The third generation is where AI finally touches the operational core of a business — because it can run a workflow end-to-end instead of just helping a human run it.

The questions that come before the model

A common failure mode in agent projects is to start from the model. The right starting point is the workflow.

What is the decision the agent is replacing or augmenting? What does the input look like, and how reliable is it? What is the cost of being wrong, and how is wrong detected? Where does the agent stop and the human start? What does "good" look like, in numbers?

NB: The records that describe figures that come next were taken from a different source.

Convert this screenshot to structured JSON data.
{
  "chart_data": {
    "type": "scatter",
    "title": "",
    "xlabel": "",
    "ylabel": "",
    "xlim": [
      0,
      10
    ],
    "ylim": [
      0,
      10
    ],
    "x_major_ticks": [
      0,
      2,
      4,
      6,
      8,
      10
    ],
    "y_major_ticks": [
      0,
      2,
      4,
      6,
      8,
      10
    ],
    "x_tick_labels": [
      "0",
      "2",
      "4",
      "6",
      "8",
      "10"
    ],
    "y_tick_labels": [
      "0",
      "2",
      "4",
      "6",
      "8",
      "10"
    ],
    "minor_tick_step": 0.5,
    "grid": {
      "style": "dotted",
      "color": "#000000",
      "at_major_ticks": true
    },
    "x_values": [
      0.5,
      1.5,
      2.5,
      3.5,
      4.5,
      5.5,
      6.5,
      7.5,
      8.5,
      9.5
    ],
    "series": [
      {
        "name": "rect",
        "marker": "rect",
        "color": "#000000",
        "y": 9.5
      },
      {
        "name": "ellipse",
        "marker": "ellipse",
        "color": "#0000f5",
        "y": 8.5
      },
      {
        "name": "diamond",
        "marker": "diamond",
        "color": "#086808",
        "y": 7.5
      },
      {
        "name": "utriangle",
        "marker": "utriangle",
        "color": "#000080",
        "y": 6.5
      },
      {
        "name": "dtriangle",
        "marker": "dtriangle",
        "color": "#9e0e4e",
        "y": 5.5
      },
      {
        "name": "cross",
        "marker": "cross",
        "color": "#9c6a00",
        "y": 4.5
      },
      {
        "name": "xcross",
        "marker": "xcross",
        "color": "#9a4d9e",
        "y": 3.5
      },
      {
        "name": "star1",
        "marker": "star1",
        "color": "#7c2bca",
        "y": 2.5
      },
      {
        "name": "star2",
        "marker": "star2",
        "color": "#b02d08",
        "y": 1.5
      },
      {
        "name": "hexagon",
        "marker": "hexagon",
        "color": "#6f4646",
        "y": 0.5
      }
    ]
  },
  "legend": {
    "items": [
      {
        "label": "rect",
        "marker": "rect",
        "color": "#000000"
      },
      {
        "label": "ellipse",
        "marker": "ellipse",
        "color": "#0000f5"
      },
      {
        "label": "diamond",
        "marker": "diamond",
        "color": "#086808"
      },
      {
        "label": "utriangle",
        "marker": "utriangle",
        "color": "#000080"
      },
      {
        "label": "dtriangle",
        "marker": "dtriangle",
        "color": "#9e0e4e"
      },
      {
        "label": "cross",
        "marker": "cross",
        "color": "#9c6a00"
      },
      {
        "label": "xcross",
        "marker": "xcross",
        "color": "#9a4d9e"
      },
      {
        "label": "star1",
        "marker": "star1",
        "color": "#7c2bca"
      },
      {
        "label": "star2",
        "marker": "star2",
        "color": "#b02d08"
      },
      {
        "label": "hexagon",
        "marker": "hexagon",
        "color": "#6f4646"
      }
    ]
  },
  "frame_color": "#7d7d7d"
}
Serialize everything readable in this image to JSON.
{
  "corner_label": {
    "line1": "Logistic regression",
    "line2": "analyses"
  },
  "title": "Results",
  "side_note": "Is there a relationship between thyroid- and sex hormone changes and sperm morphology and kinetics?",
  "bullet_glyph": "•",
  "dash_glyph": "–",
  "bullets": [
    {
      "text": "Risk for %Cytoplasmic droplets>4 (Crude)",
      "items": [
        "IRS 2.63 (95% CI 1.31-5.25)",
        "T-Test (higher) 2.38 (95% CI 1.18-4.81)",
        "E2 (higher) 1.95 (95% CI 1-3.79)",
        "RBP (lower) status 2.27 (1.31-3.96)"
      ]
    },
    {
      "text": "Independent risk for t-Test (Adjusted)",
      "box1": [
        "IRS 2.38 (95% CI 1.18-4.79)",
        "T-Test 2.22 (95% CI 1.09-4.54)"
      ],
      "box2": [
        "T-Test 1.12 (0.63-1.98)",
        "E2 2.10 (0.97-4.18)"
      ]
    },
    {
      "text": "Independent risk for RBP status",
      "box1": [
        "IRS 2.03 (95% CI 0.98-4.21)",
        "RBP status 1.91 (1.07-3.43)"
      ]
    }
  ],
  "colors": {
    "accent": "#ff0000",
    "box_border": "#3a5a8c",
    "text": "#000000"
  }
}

Only after these questions have answers does the model selection conversation begin — and by that point, the answer is usually obvious.

A minimal control loop

state = initial_state(goal)
while not done(state):
    plan   = planner(state)
    action = policy(state, plan)
    result = tool_executor(action)
    state  = update(state, action, result)
    if evaluator(state).should_handover():
        return handover(state)
return finalise(state)

Real systems are messier — caches, retries, parallelism, multi-agent orchestration, prompt-injection guards, cost ceilings, time budgets — but every one of those features attaches to this loop.

What agents are not

Agents are not a model, not a chatbot, and not a replacement for software engineering. They are software, and they drift, regress, and fail in new ways. The same testing, monitoring, audit, and operational rigour that applies to any production system applies here, with extra care because the active component is probabilistic.

The honest one-line description of a production agent is: a goal-driven control loop, with an LLM somewhere inside it, surrounded by the engineering it takes to make a probabilistic system behave like a reliable one.

Where agents earn their keep

Agents earn their keep when the task is bounded, the work is informational, a human is willing and available to review the output, and the cost of iteration is low enough that the agent can try, fail, and try again without doing damage.

When those conditions hold, an agent can take a meaningful slice of work off a human and free that human for the part of the job that genuinely needs judgement.